The Town of Clayton is located in Polk County, Wisconsin, United States. The population was reported as 958 in 2020 according to the 2020 US census. The Village of Clayton is distinct and contains its own leadership but shares the same school district (Clayton School District) as the town. The town contains the unincorporated communities of Joel and Richardson.

==Geography==
According to the United States Census Bureau, the town has a total area of 33.8 square miles (87.6 km^{2}), of which 33.2 square miles (86.1 km^{2}) is land and 0.6 square mile (1.6 km^{2}) (1.80%) is water.

==Demographics==

As of the census of 2020, there were 958 people, 459 households, and 418 families residing in the town. The population density was 28 people per square mile (10.6/km^{2}). There were 459 housing units. The racial makeup of the town was 95.97% White, 0% Native American, 0% Asian, and 1.93% from two or more races. 2.1% of the population were Hispanic or Latino of any race.

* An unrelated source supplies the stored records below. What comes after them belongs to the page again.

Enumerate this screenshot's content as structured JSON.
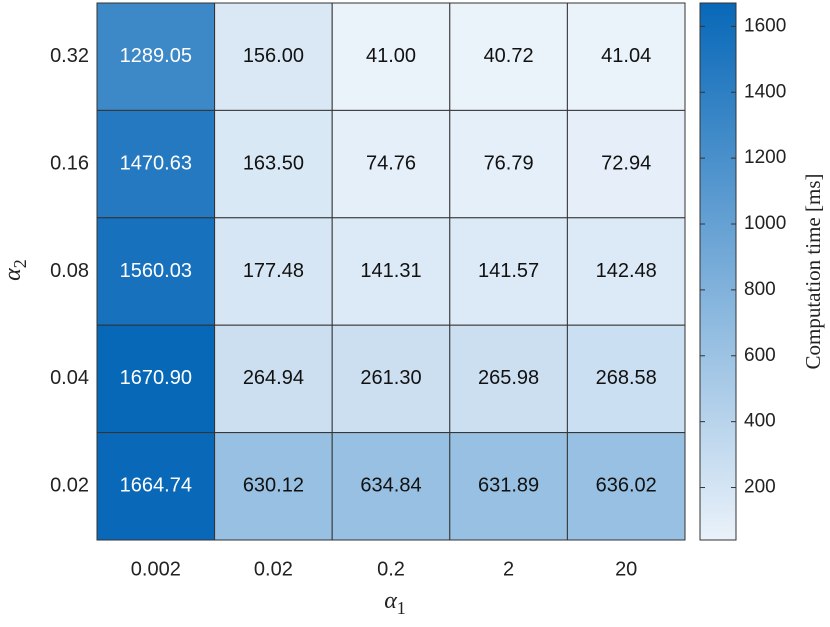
{
  "chart_data": {
    "type": "heatmap",
    "x": [
      "0.002",
      "0.02",
      "0.2",
      "2",
      "20"
    ],
    "y": [
      "0.32",
      "0.16",
      "0.08",
      "0.04",
      "0.02"
    ],
    "xlabel": {
      "symbol": "α",
      "subscript": "1"
    },
    "ylabel": {
      "symbol": "α",
      "subscript": "2"
    },
    "values": [
      [
        1289.05,
        156.0,
        41.0,
        40.72,
        41.04
      ],
      [
        1470.63,
        163.5,
        74.76,
        76.79,
        72.94
      ],
      [
        1560.03,
        177.48,
        141.31,
        141.57,
        142.48
      ],
      [
        1670.9,
        264.94,
        261.3,
        265.98,
        268.58
      ],
      [
        1664.74,
        630.12,
        634.84,
        631.89,
        636.02
      ]
    ],
    "value_labels": [
      [
        "1289.05",
        "156.00",
        "41.00",
        "40.72",
        "41.04"
      ],
      [
        "1470.63",
        "163.50",
        "74.76",
        "76.79",
        "72.94"
      ],
      [
        "1560.03",
        "177.48",
        "141.31",
        "141.57",
        "142.48"
      ],
      [
        "1670.90",
        "264.94",
        "261.30",
        "265.98",
        "268.58"
      ],
      [
        "1664.74",
        "630.12",
        "634.84",
        "631.89",
        "636.02"
      ]
    ],
    "colorbar_label": "Computation time [ms]",
    "clim": [
      40.72,
      1670.9
    ],
    "cticks": [
      200,
      400,
      600,
      800,
      1000,
      1200,
      1400,
      1600
    ],
    "cmap": [
      "#eaf2fa",
      "#0868b8"
    ]
  }
}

There were 360 households, out of which 32.8% had children under the age of 18 living with them, 62.8% were married couples living together, 4.7% had a female householder with no husband present, and 26.9% were non-families. 23.3% of all households were made up of individuals, and 7.5% had someone living alone who was 65 years of age or older. The average household size was 2.53 and the average family size was 2.94.

In the town, the population was spread out, with 26.1% under the age of 18, 5.5% from 18 to 24, 27.3% from 25 to 44, 28.8% from 45 to 64, and 12.3% who were 65 years of age or older. The median age was 39 years. For every 100 females, there were 113.6 males. For every 100 females age 18 and over, there were 116.0 males.

The median income for a household in the town was $41,719, and the median income for a family was $47,031. Males had a median income of $27,891 versus $22,656 for females. The per capita income for the town was $17,985. About 4.6% of families and 8.5% of the population were below the poverty line, including 11.0% of those under age 18 and 10.9% of those age 65 or over.